The syntax used in a pattern that destructures an object is analogous to one used by the expression which created it.

Preventing the move

Errors like the one above often contain helpful notes:

note: `(maybe_name:core::option::Option::Some).0` moved here because it has type `collections::string::String`, which is moved by default
         Some(n) => println!("Hello, {}", n),
              ^

as well as hints for resolving them:

help: if you would like to borrow the value instead, use a `ref` binding as shown:
        Some(ref n) => println!("Hello, {}", n),

Here’s where ref enters the scene.

The message tells us that if we add a ref keyword in the suggested spot, we will switch from moving to borrowing for the match binding that follows (here, n).
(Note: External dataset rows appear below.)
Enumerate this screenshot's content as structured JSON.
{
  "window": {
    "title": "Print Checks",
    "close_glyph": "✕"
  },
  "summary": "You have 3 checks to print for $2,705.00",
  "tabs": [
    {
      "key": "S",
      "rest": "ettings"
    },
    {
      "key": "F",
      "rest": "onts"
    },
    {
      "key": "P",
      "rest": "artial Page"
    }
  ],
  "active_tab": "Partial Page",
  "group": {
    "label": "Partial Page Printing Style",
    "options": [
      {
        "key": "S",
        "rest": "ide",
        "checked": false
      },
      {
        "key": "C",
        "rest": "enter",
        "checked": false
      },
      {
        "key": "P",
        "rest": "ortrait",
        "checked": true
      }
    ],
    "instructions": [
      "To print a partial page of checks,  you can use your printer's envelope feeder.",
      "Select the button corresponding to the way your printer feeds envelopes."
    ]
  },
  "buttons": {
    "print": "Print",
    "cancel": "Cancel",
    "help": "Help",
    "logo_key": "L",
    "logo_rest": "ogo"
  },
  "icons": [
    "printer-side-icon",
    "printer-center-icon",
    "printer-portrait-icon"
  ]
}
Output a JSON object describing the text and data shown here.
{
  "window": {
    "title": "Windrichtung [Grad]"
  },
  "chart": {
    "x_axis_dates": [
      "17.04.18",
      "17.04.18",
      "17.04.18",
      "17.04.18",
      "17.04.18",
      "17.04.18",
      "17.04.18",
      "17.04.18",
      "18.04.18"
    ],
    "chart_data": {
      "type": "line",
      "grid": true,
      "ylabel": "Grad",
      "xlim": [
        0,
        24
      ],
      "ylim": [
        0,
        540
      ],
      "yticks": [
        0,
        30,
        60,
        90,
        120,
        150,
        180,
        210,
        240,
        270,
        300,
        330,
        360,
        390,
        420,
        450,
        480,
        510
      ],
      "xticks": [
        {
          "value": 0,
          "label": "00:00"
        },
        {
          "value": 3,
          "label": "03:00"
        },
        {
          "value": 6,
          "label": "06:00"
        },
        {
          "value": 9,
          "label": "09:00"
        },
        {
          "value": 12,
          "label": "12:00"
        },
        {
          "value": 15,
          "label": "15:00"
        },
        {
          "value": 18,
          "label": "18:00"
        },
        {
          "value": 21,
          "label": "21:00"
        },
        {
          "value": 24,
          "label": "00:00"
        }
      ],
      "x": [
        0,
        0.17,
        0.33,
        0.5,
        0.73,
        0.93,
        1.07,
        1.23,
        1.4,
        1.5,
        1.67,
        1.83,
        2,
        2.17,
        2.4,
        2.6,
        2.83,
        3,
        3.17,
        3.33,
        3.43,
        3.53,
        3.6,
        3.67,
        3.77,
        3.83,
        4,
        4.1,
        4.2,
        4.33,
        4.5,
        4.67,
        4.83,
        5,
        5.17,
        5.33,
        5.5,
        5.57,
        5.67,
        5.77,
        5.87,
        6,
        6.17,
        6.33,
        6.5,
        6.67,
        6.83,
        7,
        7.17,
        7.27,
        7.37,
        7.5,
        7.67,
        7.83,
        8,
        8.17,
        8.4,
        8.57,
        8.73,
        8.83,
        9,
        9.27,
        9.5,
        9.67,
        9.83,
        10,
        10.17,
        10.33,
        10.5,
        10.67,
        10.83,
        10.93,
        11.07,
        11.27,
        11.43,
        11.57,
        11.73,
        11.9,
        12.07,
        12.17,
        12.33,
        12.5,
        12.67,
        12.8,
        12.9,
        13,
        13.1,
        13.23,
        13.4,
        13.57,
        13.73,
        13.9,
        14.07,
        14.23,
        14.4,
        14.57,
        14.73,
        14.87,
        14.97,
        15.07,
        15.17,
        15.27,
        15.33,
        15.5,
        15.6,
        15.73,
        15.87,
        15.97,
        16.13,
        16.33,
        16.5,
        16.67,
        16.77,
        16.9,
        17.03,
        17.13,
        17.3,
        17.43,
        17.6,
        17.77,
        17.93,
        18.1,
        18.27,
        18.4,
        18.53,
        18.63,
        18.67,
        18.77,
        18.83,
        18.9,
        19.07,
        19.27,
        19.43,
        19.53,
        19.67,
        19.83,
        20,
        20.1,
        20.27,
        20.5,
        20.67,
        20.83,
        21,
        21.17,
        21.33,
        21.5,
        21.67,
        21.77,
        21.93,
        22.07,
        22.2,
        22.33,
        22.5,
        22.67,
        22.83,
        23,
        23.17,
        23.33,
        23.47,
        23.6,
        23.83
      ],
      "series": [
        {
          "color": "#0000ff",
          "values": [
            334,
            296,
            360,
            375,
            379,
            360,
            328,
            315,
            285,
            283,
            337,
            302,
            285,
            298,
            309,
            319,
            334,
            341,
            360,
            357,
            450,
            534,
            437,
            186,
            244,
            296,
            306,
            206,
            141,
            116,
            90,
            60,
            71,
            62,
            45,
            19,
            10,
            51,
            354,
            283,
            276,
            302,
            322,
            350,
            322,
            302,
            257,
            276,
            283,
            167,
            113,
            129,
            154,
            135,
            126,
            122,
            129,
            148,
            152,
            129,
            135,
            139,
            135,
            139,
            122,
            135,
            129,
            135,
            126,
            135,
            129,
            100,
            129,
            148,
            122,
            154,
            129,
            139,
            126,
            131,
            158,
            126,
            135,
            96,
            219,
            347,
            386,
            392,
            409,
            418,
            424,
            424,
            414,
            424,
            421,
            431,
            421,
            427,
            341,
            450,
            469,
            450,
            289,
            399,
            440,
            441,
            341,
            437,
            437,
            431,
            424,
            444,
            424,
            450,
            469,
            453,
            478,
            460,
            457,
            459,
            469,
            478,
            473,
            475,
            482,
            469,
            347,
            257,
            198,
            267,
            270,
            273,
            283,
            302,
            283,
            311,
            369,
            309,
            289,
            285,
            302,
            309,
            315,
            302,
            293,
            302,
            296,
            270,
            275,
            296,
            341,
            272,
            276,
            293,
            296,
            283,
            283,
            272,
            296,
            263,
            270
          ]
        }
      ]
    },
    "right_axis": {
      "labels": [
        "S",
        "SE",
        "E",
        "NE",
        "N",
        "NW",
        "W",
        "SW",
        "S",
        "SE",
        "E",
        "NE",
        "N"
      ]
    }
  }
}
It will still capture its value exactly as before, but it will no longer assume ownership of it.

This is the crucial difference.

Unlike the ampersand, ref is not something we match against. It doesn’t affect what values match the pattern it’s in, and what values don’t².

The only thing it changes is how parts of the matched value are captured by the pattern’s bindings:

• by default, without ref, they are moved into the match arms
• with ref, they are borrowed instead and represented as references

Looking at our example, the n binding in Some(n) is of type String: the actual field type from the matched structure. By contrast, the other n in Some(ref n) is a &String — that is, a reference to the field.

One is a move, the other one is a borrow.

ref annotates pattern bindings to make them borrow rather than move. It is not a part of the pattern as far as matching is concerned.

Used together

To finish off, let’s untangle the confusing example from the beginning of this post:

for &(ref name, ref value) in &query_params {
    println!("{}={}", name, value);
}

Since we know ref doesn’t affect whether or not the pattern matches, we could just as well have something like &(a, b). And this should be quite a bit easier to read: it clearly denotes we expect a reference to a 2-tuple of simple objects. Not coincidentally, such tuples are items from the vector we’re iterating over.

Problem is, without the refs we will attempt to move those items into the loop scope. But due to the way the vector is iterated over (&query_params), we’re only borrowing each item, so this is actually impossible. In fact, it would be a classic attempt to move out of a borrowed context.

It is also wholly unnecessary. The only thing this loop does is printing the items out, so accessing them through references is perfectly fine.

And this is exactly what the ref operator gives us. Adding the keyword back, we will switch from moving the values to just borrowing them instead.

To sum up

• & denotes that your pattern expects a reference to an object. Hence & is a part of said pattern: &Foo matches different objects than Foo does.

• ref indicates that you want a reference to an unpacked value. It is not matched against: Foo(ref foo) matches the same objects as Foo(foo).